If your life is busy like mine, you don’t have time to spend in the gym, you need to follow a regime that is fast, yet effective. There are so many gym training regimens that can make your training experience overwhelming, but I’ve been using compound training for maximum growth for years!
What Is Compound training?
Compound exercises are multi-joint movements that work several muscles or muscle groups at one time. You can also do compound exercise that combine two exercises into one move to target even more muscles (for example, a lunge with a bicep curl)

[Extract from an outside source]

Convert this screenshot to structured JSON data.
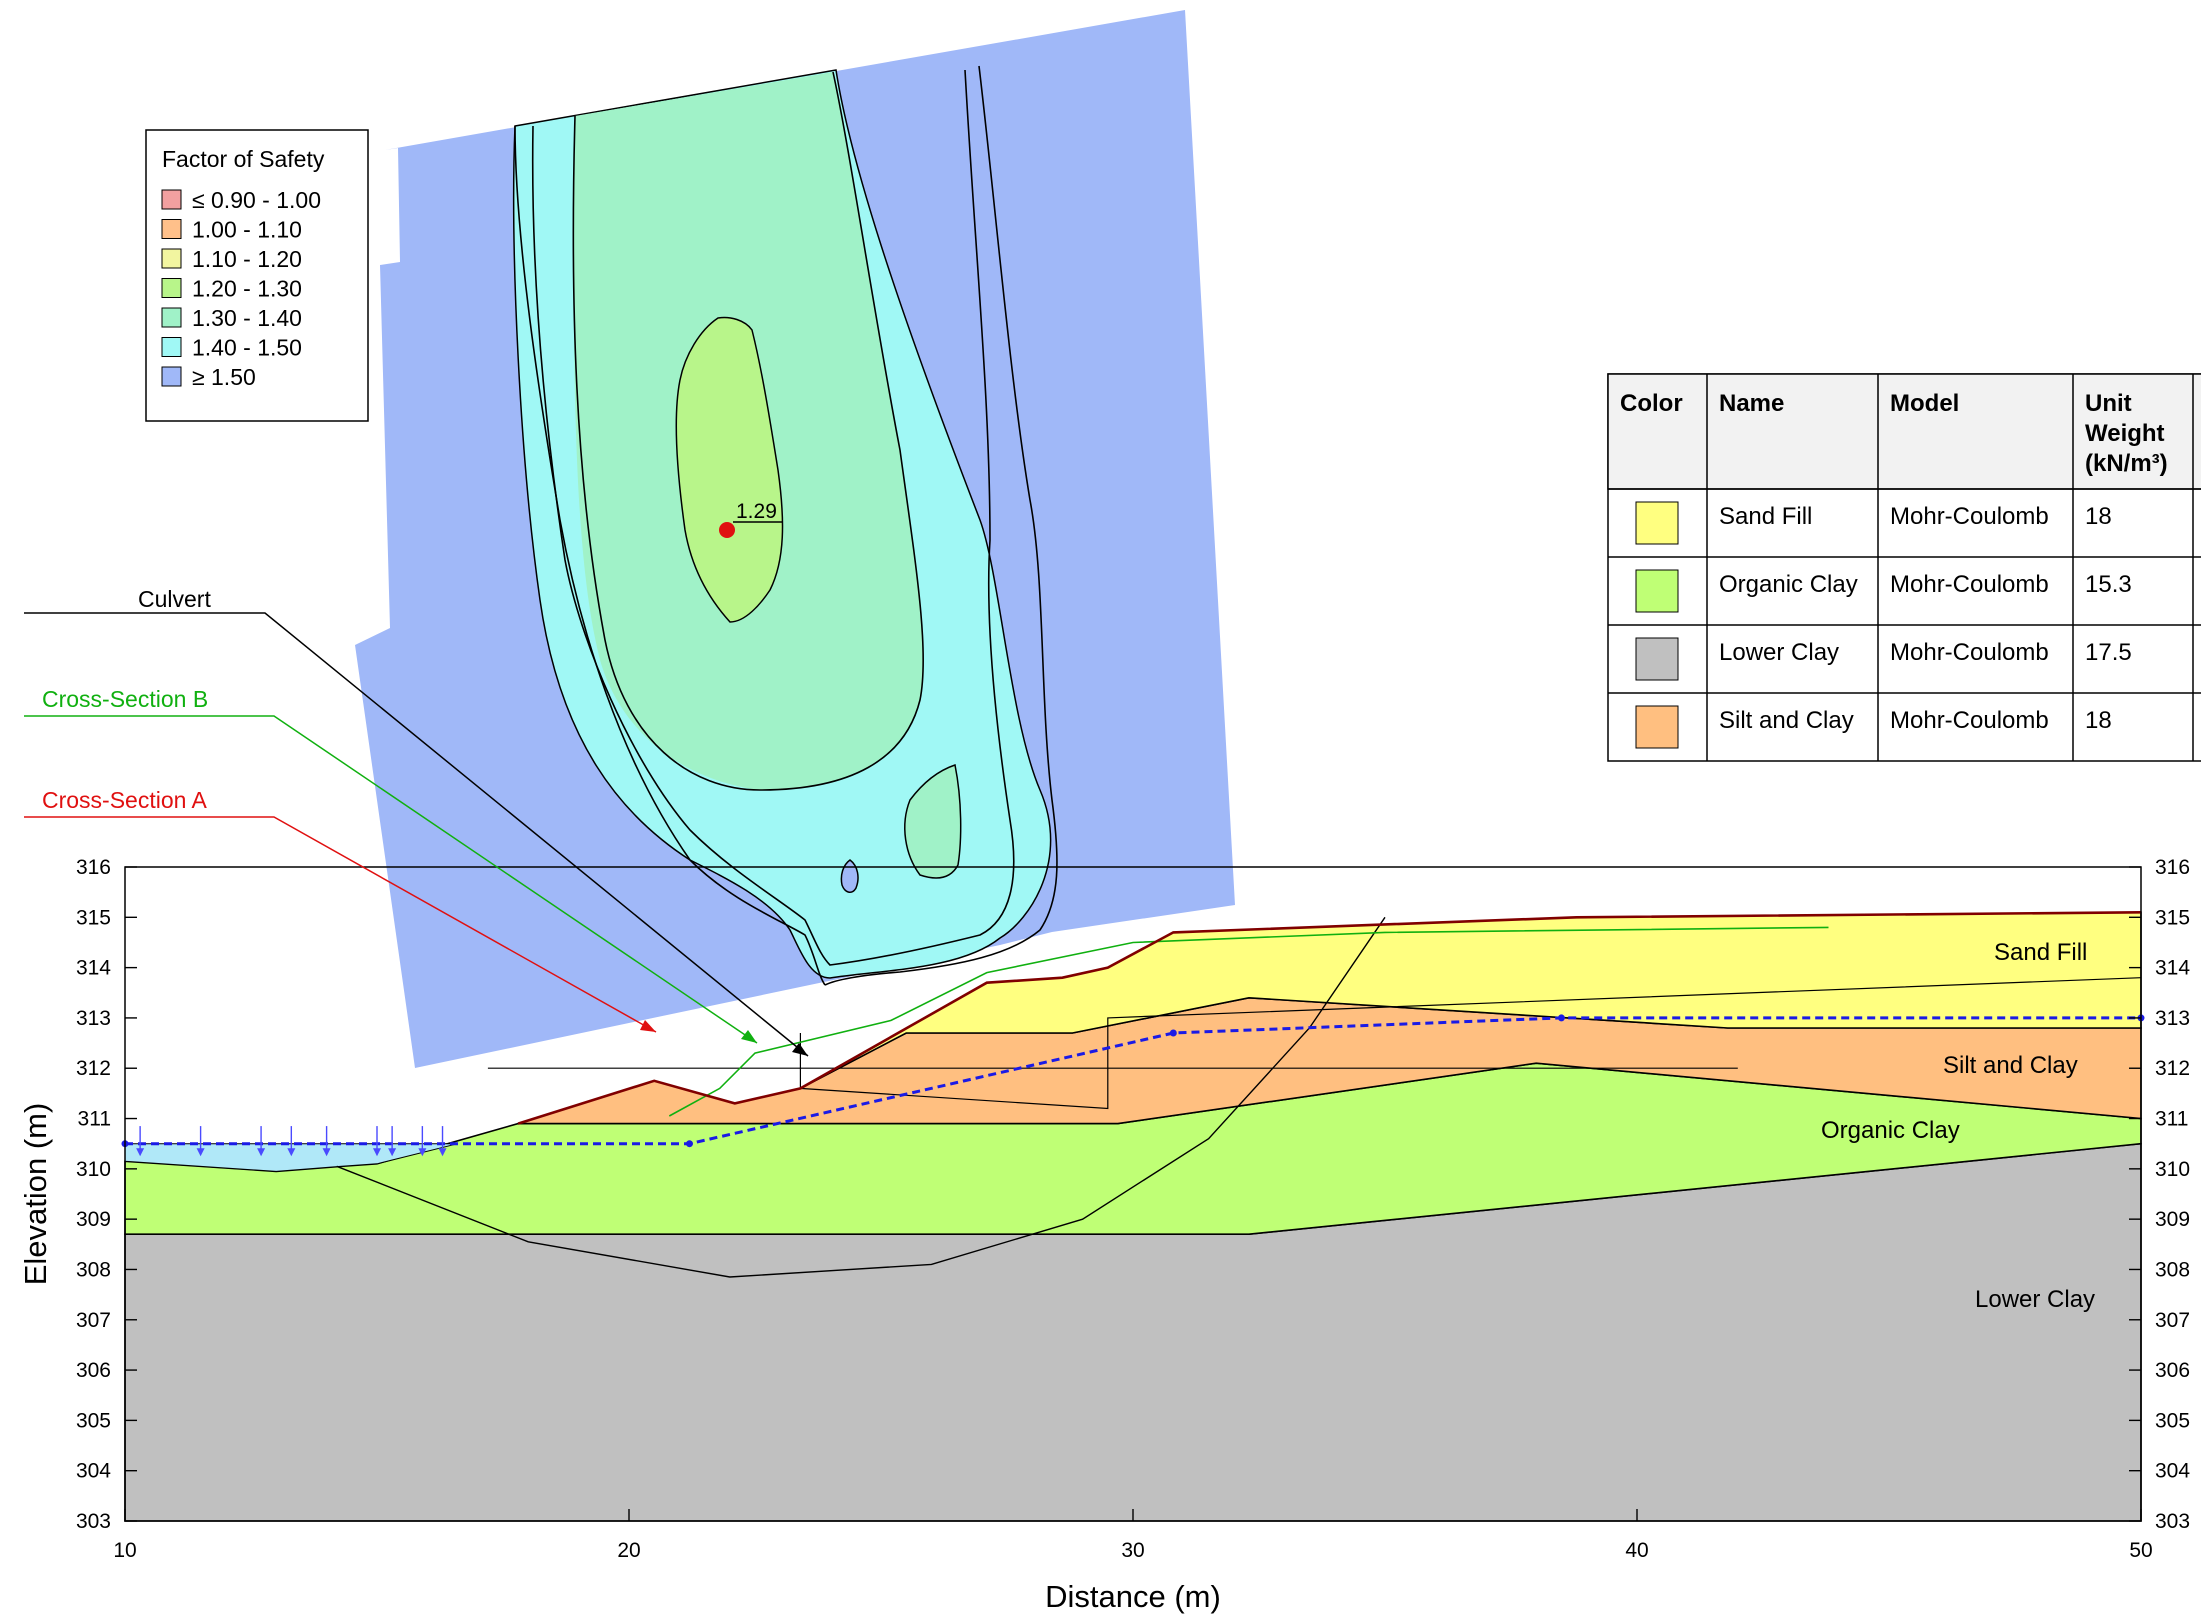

When you strength train, you do mechanical damage (damage to the muscle fibers) and the metabolic damage (when you fatigue the muscles by depleting their energy stores). This damage is good, it signals a hormonal response that kicks in during the recovery period after your workout. The body releases growth hormone, testosterone, and insulin-like growth factors. Which help replenish energy stores and repair structural damage to the fibers.

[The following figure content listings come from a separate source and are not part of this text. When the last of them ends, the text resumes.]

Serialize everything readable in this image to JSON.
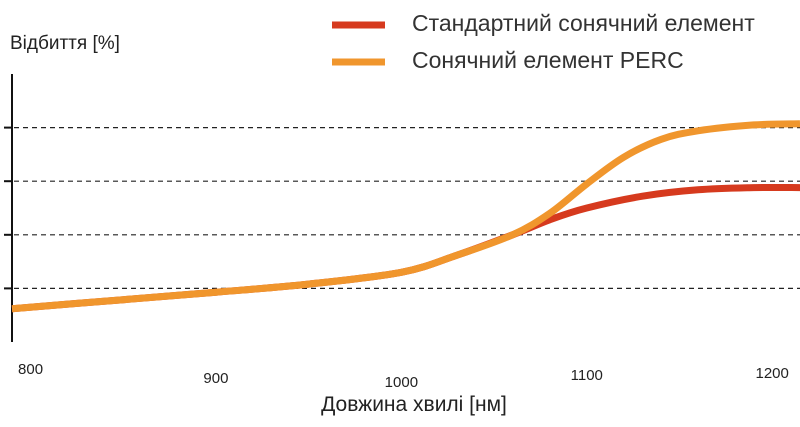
{
  "chart_data": {
    "type": "line",
    "title": "",
    "ylabel": "Відбиття [%]",
    "xlabel": "Довжина хвилі [нм]",
    "x_ticks": [
      800,
      900,
      1000,
      1100,
      1200
    ],
    "xlim": [
      790,
      1215
    ],
    "ylim": [
      0,
      5
    ],
    "y_gridlines": [
      1,
      2,
      3,
      4
    ],
    "y_tick_labels_visible": false,
    "legend_position": "top-right",
    "series": [
      {
        "name": "Стандартний сонячний елемент",
        "color": "#d63a1e",
        "x": [
          790,
          850,
          900,
          950,
          1000,
          1030,
          1060,
          1080,
          1100,
          1130,
          1160,
          1190,
          1215
        ],
        "y": [
          0.62,
          0.79,
          0.93,
          1.08,
          1.3,
          1.62,
          2.0,
          2.28,
          2.5,
          2.72,
          2.84,
          2.88,
          2.88
        ]
      },
      {
        "name": "Сонячний елемент PERC",
        "color": "#f0962d",
        "x": [
          790,
          850,
          900,
          950,
          1000,
          1030,
          1060,
          1080,
          1100,
          1120,
          1140,
          1160,
          1190,
          1215
        ],
        "y": [
          0.62,
          0.79,
          0.93,
          1.08,
          1.3,
          1.62,
          2.0,
          2.4,
          2.95,
          3.45,
          3.78,
          3.94,
          4.05,
          4.07
        ]
      }
    ]
  }
}
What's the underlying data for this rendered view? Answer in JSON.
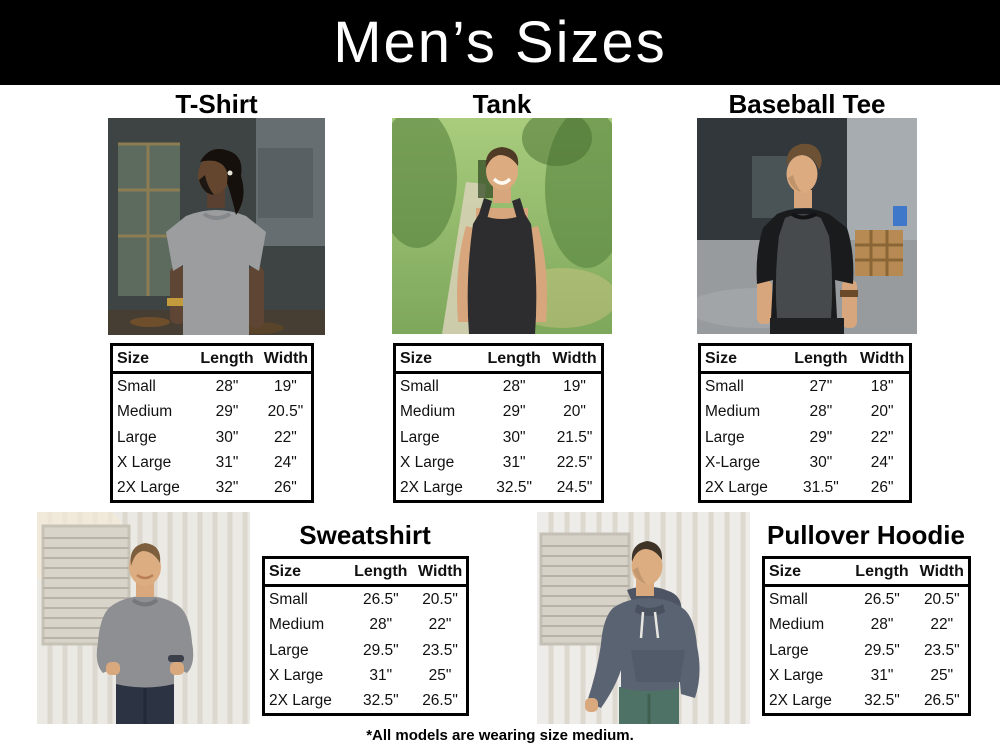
{
  "header": {
    "title": "Men’s Sizes"
  },
  "table_headers": [
    "Size",
    "Length",
    "Width"
  ],
  "sections": [
    {
      "title": "T-Shirt",
      "rows": [
        [
          "Small",
          "28\"",
          "19\""
        ],
        [
          "Medium",
          "29\"",
          "20.5\""
        ],
        [
          "Large",
          "30\"",
          "22\""
        ],
        [
          "X Large",
          "31\"",
          "24\""
        ],
        [
          "2X Large",
          "32\"",
          "26\""
        ]
      ]
    },
    {
      "title": "Tank",
      "rows": [
        [
          "Small",
          "28\"",
          "19\""
        ],
        [
          "Medium",
          "29\"",
          "20\""
        ],
        [
          "Large",
          "30\"",
          "21.5\""
        ],
        [
          "X Large",
          "31\"",
          "22.5\""
        ],
        [
          "2X Large",
          "32.5\"",
          "24.5\""
        ]
      ]
    },
    {
      "title": "Baseball Tee",
      "rows": [
        [
          "Small",
          "27\"",
          "18\""
        ],
        [
          "Medium",
          "28\"",
          "20\""
        ],
        [
          "Large",
          "29\"",
          "22\""
        ],
        [
          "X-Large",
          "30\"",
          "24\""
        ],
        [
          "2X Large",
          "31.5\"",
          "26\""
        ]
      ]
    },
    {
      "title": "Sweatshirt",
      "rows": [
        [
          "Small",
          "26.5\"",
          "20.5\""
        ],
        [
          "Medium",
          "28\"",
          "22\""
        ],
        [
          "Large",
          "29.5\"",
          "23.5\""
        ],
        [
          "X Large",
          "31\"",
          "25\""
        ],
        [
          "2X Large",
          "32.5\"",
          "26.5\""
        ]
      ]
    },
    {
      "title": "Pullover Hoodie",
      "rows": [
        [
          "Small",
          "26.5\"",
          "20.5\""
        ],
        [
          "Medium",
          "28\"",
          "22\""
        ],
        [
          "Large",
          "29.5\"",
          "23.5\""
        ],
        [
          "X Large",
          "31\"",
          "25\""
        ],
        [
          "2X Large",
          "32.5\"",
          "26.5\""
        ]
      ]
    }
  ],
  "footer": {
    "note": "*All models are wearing size medium."
  },
  "colors": {
    "header_bg": "#000000",
    "header_text": "#ffffff",
    "table_border": "#000000",
    "body_bg": "#ffffff",
    "text": "#111111"
  }
}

I would say choosing compound exercise is time effective. If you have a limited amount of time to exercise, you will work more muscles and build sizes by focusing on hitting more muscle at one time.
Other benefits Include:
- Improved strength
- Gained muscle mass
- Maintaining a higher heart rate throughout your workout, providing you with cardiovascular benefits
3 of My Favorite Compound Exercises
- Stand with barbell on floor, feet hip-width apart, toes under bar.
- Drive hips back, keeping your core tight and your spine neutral as you squat down. Your back should remain flat not curved.

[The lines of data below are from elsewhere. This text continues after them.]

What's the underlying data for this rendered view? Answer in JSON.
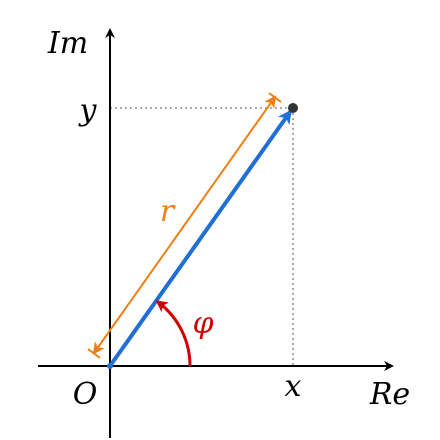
{
  "axes": {
    "imaginary": "Im",
    "real": "Re",
    "origin": "O"
  },
  "point": {
    "x_label": "x",
    "y_label": "y"
  },
  "modulus": "r",
  "argument": "φ"
}
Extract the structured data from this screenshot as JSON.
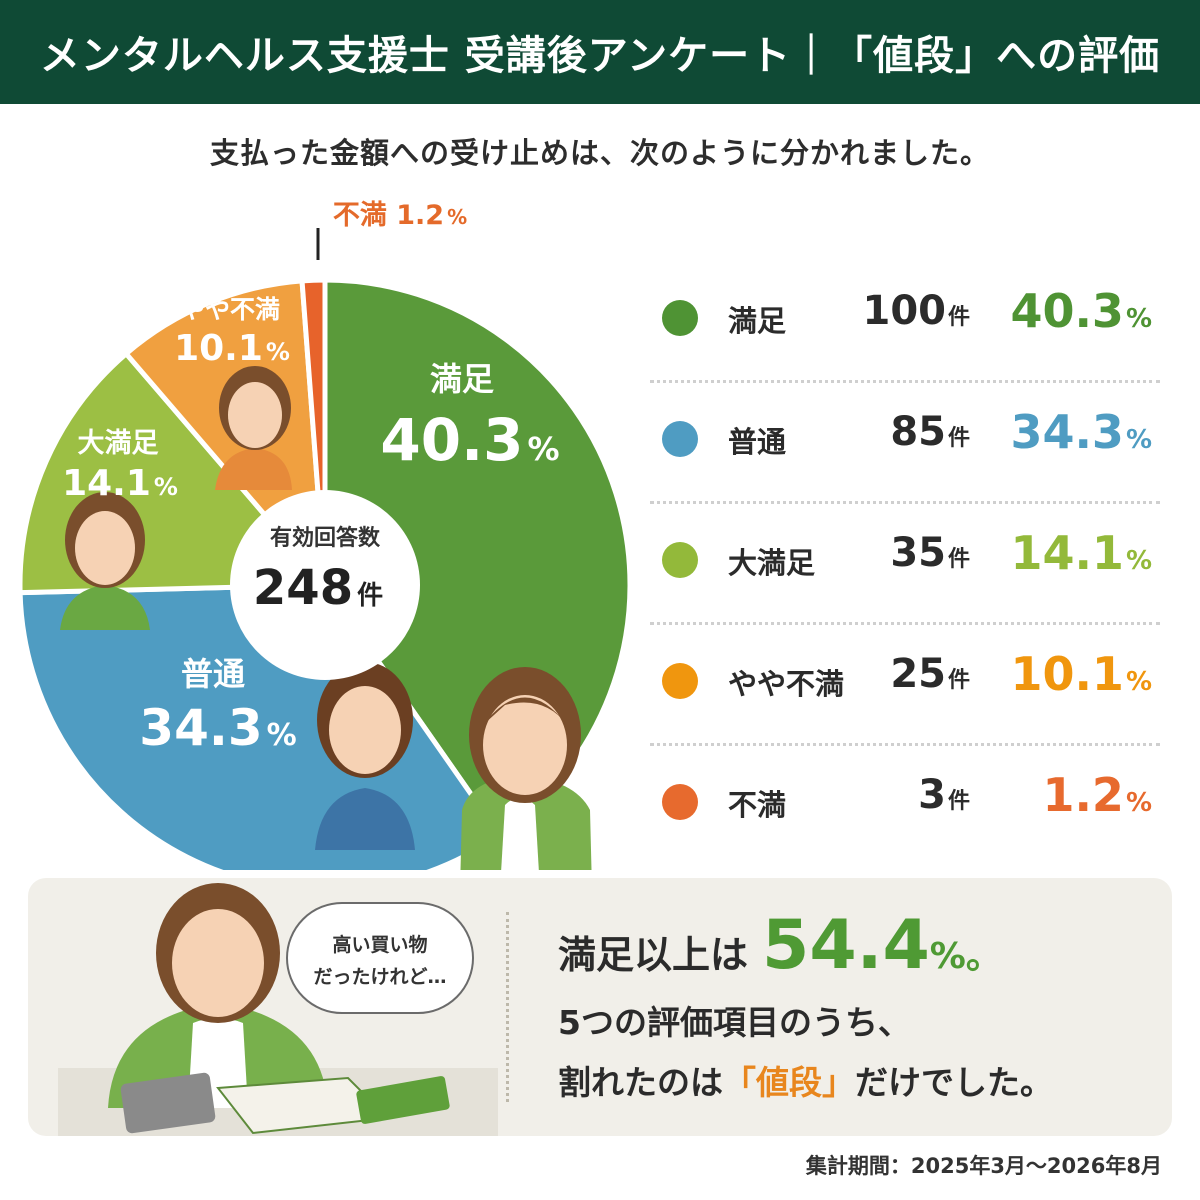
{
  "header": {
    "title": "メンタルヘルス支援士 受講後アンケート｜「値段」への評価"
  },
  "subtitle": "支払った金額への受け止めは、次のように分かれました。",
  "chart_data": {
    "type": "pie",
    "center_label": "有効回答数",
    "center_value": "248",
    "center_unit": "件",
    "slices": [
      {
        "name": "満足",
        "count": 100,
        "percent": 40.3,
        "color": "#5a9a3a"
      },
      {
        "name": "普通",
        "count": 85,
        "percent": 34.3,
        "color": "#4f9cc2"
      },
      {
        "name": "大満足",
        "count": 35,
        "percent": 14.1,
        "color": "#9cbf44"
      },
      {
        "name": "やや不満",
        "count": 25,
        "percent": 10.1,
        "color": "#f0a040"
      },
      {
        "name": "不満",
        "count": 3,
        "percent": 1.2,
        "color": "#e7632b"
      }
    ]
  },
  "legend": {
    "rows": [
      {
        "label": "満足",
        "count": "100",
        "unit": "件",
        "percent": "40.3",
        "pct_sign": "%",
        "color": "#4f9334"
      },
      {
        "label": "普通",
        "count": "85",
        "unit": "件",
        "percent": "34.3",
        "pct_sign": "%",
        "color": "#4f9cc2"
      },
      {
        "label": "大満足",
        "count": "35",
        "unit": "件",
        "percent": "14.1",
        "pct_sign": "%",
        "color": "#93b93a"
      },
      {
        "label": "やや不満",
        "count": "25",
        "unit": "件",
        "percent": "10.1",
        "pct_sign": "%",
        "color": "#f0960e"
      },
      {
        "label": "不満",
        "count": "3",
        "unit": "件",
        "percent": "1.2",
        "pct_sign": "%",
        "color": "#e76a2e"
      }
    ]
  },
  "pie_labels": {
    "manzoku_name": "満足",
    "manzoku_pct": "40.3",
    "futsu_name": "普通",
    "futsu_pct": "34.3",
    "daimanzoku_name": "大満足",
    "daimanzoku_pct": "14.1",
    "yayafuman_name": "やや不満",
    "yayafuman_pct": "10.1",
    "fuman_label": "不満 1.2",
    "pct_sign": "%"
  },
  "bottom": {
    "speech_line1": "高い買い物",
    "speech_line2": "だったけれど…",
    "msg_prefix": "満足以上は",
    "msg_value": "54.4",
    "msg_suffix": "%。",
    "line2": "5つの評価項目のうち、",
    "line3_a": "割れたのは",
    "line3_hl": "「値段」",
    "line3_b": "だけでした。"
  },
  "footer": "集計期間：2025年3月～2026年8月"
}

- Grasp the bar with your hands. Your hands should be placed on the bar slightly wider than your thighs.
- Keep knees soft and out through your heels as you start to lift.
- Pull the bar up so your hips and the bar rise at the same time, keeping the bar close to your body as you lift.
- Finish in a tall stance with a glute squeeze at the top.
- Slowly lower the bar to the ground while hinging at the hips.
- Pull the bar up so your hips and the bar rise at the same time, keeping the bar close to your body.
- Start with feet slightly wider than hip-width, toes turned slightly out.
- Keep your chest up and out, engage your abdominals, and shift your weight back into you heels as you push your hips back.
- Lower yourself into a squat until your thighs are parallel or almost parallel to the floor. Your knees should remain aligned over your second toe.
- Keep your chest out and core tight as you push through your heels to stand back up to your starting position. Squeeze your glutes at the top.
Flat Bench Press
- Lay on the bench with your eyes under the bar.
- Grab the bar with a medium grip-width (thumbs around the bar!).
- Un-rack the bar by straightening your arms.
- Lower the bar to your mid-chest.
- Press the bar back until your arms are straight.